On en est encore à des guerres de positionnement et de place, à avoir tout et à vouloir tout contrôle, pendant que le pays va mal, que l’économie nationale s’effondre du fait de la grave crise énergétique, et alors que les Maliens, qui n’ont jamais été autant divisés et «catégorisés» au double social et politique, ne vivent que de la résilience… Une opportunité s’était pourtant offerte à nous pour nous retrouver, au-delà des clivages et autres ressentiments, autour du «Mali qui pleure» comme dit le chanteur, à savoir le Dialogue inter-maliens ! Mais hélas, alors qu’il revenait au Président de la Transition de saisir cette opportunité de concertation nationale mise en avant par les forces vives de la nation pour reprendre l’initiative avec l’ensemble des Maliens, sans discrimination aucune, comme il nous a été donné l’occasion de le constater depuis la rectification de la Transition, pour sauver notre Patrie en danger, celui-ci a semblé rater le coche.

En effet, alors même que la classe politique, bien qu’ayant boycotté et réfuté les conclusions du DIM, laissait la porte ouverte à une réorganisation consensuelle de la transition dans un délai discuté et convenu ensemble pour sortir le Mali de l’ornière.

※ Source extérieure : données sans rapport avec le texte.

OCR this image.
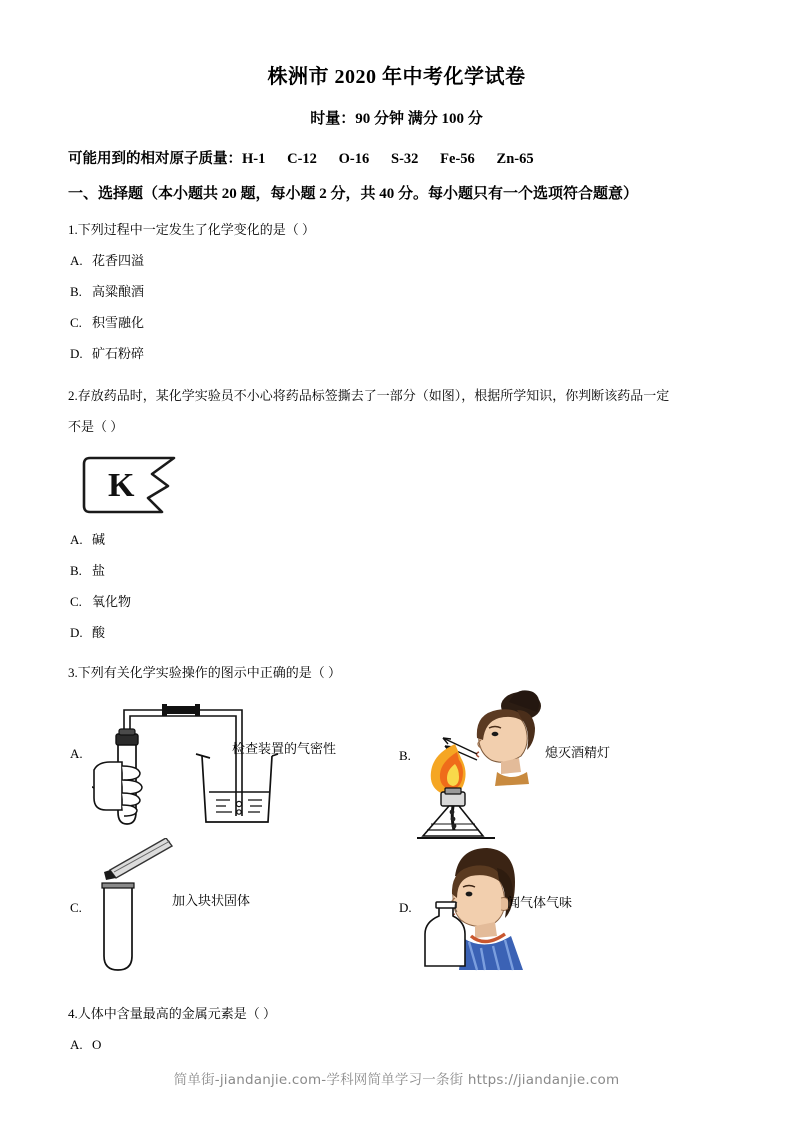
株洲市 2020 年中考化学试卷
时量：90 分钟 满分 100 分
可能用到的相对原子质量：H-1      C-12      O-16      S-32      Fe-56      Zn-65
一、选择题（本小题共 20 题，每小题 2 分，共 40 分。每小题只有一个选项符合题意）
1.下列过程中一定发生了化学变化的是（ ）
A. 花香四溢
B. 高粱酿酒
C. 积雪融化
D. 矿石粉碎
2.存放药品时，某化学实验员不小心将药品标签撕去了一部分（如图），根据所学知识，你判断该药品一定
不是（ ）
K
A. 碱
B. 盐
C. 氧化物
D. 酸
3.下列有关化学实验操作的图示中正确的是（ ）
A.	检查装置的气密性	B.	熄灭酒精灯
C.	加入块状固体	D.	闻气体气味
4.人体中含量最高的金属元素是（ ）
A. O
简单街-jiandanjie.com-学科网简单学习一条街 https://jiandanjie.com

La réponse des autorités a plutôt été la suspension des activités des partis et des associations politiques, et cela à la veille même de l’ouverture officielle des travaux du Dialogue inter-maliens ! Pour rappel, les Parties signataires de la déclaration commune du 31 mars, regroupant plusieurs partis politiques, regroupements de partis politiques et organisations de la société, constatant la fin de la Transition, et sans un rejet systématique des autorités de la Transition, réclamaient une concertation nationale en vue de parvenir à un consensus débouchant sur l’organisation de l’élection présidentielle dans un bref délai.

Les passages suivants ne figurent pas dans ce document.